User Guide > FAQs > PDF Direct Translation

PDF Direct Translation

Translation for PDF returned plain text file

If you want to receive translated PDF instead of plain text file, you have to choose "PDF Direct" when you select files to translate. You'll get a prompt asking your choice - plain text or PDF Direct. When PDF Direct is selected, a tag should appear next to the filename as shown below

If you do not see the PDF Direct tag next to your filename, please cancel current process and restart.

Texts in PDF are unreadable, full of garbage characters.

The text in a pdf document contains an encoding which maps internal character codes in the pdf file to unicode character codes. We use this encoding to extract the text from the pdf document for translation. Your original pdf may contain garbage characters in the encoding. In order to fix this problem, your pdf needs to be created in different way. Or, fixing encoding directly in the pdf is possible but need extra human labor. Please submit a request if you want our technical support team to take a close look at your pdf files.

Error returned for PDF with scanned image

When you upload PDF generated with scan image, OCR will be processed to recognize text out of scan image. Some OCR results are excellent. However, OCRed texts are often not complete and not properly segmented for MT translation. We recommend not to use scan image PDF for MT translation.

PDF file is not readable

There seems to be compatibility issue with your PDF. PDF files are different by the software that generated the PDF. When this message shows, please open the PDF using Acrobat X or higher and save as new PDF. Try again with this newly saved PDF. If same problem continues, submit a request to our support team.

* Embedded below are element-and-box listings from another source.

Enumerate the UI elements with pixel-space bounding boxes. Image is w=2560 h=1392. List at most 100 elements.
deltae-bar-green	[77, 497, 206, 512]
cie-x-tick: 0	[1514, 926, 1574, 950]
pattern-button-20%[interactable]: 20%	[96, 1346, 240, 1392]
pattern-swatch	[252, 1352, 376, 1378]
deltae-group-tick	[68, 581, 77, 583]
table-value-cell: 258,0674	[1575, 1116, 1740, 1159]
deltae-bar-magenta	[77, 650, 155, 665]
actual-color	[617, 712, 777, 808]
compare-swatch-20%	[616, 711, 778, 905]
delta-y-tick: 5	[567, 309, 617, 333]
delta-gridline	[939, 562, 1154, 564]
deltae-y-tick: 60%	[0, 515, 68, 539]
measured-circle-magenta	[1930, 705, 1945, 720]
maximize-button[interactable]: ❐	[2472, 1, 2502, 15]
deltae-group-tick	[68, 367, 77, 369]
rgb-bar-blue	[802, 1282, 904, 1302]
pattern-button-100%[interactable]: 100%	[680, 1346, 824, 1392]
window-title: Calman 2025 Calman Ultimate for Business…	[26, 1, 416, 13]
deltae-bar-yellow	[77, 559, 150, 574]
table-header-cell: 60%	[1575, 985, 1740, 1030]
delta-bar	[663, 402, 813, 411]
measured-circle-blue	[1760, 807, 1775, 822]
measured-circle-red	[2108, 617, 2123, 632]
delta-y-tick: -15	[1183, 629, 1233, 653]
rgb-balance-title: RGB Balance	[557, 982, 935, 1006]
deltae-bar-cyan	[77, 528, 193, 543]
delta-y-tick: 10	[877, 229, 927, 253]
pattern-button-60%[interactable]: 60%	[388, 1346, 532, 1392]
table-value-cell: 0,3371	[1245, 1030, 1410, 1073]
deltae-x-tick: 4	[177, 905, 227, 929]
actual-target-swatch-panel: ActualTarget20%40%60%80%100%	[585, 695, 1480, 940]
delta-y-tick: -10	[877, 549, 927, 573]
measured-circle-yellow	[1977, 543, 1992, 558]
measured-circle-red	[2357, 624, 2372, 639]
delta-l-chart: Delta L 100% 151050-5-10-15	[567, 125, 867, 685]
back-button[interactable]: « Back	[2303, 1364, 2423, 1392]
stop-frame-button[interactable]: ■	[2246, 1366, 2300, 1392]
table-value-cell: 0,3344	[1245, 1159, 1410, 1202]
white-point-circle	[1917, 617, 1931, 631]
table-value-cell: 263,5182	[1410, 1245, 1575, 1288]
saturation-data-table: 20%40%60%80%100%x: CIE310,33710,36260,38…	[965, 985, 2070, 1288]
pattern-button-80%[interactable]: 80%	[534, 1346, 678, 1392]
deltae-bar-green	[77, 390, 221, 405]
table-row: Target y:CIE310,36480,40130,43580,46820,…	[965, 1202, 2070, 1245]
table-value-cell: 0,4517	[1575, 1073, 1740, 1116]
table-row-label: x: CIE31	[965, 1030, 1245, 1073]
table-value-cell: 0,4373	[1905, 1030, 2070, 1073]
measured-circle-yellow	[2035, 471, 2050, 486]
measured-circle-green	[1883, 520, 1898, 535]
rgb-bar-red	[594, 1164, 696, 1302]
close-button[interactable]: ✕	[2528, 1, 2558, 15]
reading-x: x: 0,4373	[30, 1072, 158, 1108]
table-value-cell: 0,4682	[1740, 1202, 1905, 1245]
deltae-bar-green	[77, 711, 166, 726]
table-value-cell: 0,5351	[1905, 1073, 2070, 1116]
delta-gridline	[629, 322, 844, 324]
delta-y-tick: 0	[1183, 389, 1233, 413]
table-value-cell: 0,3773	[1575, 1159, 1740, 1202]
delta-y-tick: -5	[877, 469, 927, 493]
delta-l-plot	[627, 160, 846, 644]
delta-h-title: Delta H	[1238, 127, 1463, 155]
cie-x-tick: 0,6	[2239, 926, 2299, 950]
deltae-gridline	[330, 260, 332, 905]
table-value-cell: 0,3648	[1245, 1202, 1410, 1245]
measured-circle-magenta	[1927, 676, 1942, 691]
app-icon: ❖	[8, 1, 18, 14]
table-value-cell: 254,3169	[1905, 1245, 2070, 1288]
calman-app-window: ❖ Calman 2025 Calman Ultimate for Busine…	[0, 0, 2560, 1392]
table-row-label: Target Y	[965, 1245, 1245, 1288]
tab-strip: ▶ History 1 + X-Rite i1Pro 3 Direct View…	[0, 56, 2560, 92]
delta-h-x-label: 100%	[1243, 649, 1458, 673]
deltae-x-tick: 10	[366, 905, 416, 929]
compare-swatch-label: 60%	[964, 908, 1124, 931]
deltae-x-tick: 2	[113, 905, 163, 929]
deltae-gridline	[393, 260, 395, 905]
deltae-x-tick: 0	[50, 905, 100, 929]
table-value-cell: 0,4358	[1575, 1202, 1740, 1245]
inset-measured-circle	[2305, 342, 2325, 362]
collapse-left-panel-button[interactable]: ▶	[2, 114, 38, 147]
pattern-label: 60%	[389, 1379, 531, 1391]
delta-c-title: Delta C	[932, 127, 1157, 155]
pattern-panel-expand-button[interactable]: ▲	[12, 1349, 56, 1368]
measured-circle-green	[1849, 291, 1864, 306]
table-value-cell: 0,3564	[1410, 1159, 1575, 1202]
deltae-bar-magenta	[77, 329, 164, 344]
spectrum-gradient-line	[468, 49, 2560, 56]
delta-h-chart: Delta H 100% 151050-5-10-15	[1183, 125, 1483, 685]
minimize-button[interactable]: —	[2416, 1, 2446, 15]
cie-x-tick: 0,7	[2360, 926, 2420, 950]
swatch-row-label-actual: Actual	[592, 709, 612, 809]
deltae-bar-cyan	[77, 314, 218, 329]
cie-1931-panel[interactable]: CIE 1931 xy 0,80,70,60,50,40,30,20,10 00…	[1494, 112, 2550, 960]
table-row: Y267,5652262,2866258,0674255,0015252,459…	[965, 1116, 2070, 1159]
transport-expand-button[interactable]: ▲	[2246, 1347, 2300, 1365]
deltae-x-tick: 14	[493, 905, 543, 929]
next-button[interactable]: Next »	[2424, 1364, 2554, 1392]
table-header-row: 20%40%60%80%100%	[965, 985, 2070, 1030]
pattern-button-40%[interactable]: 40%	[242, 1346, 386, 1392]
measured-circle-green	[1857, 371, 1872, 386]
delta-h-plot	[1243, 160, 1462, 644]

Translated texts mixed with source

If your PDF was processed by OCR like HP Smart Scan, OCR text may be hidden behind the original scanned images. In this case, translated texts are inserted over the original scanned image like below example.

In order to fix this problem, ensure that your OCR software doesn't keep the original image but just converts the PDF into an editable document. This is what PDF Direct will do. Or use special software like InFix to remove the original image from the PDF.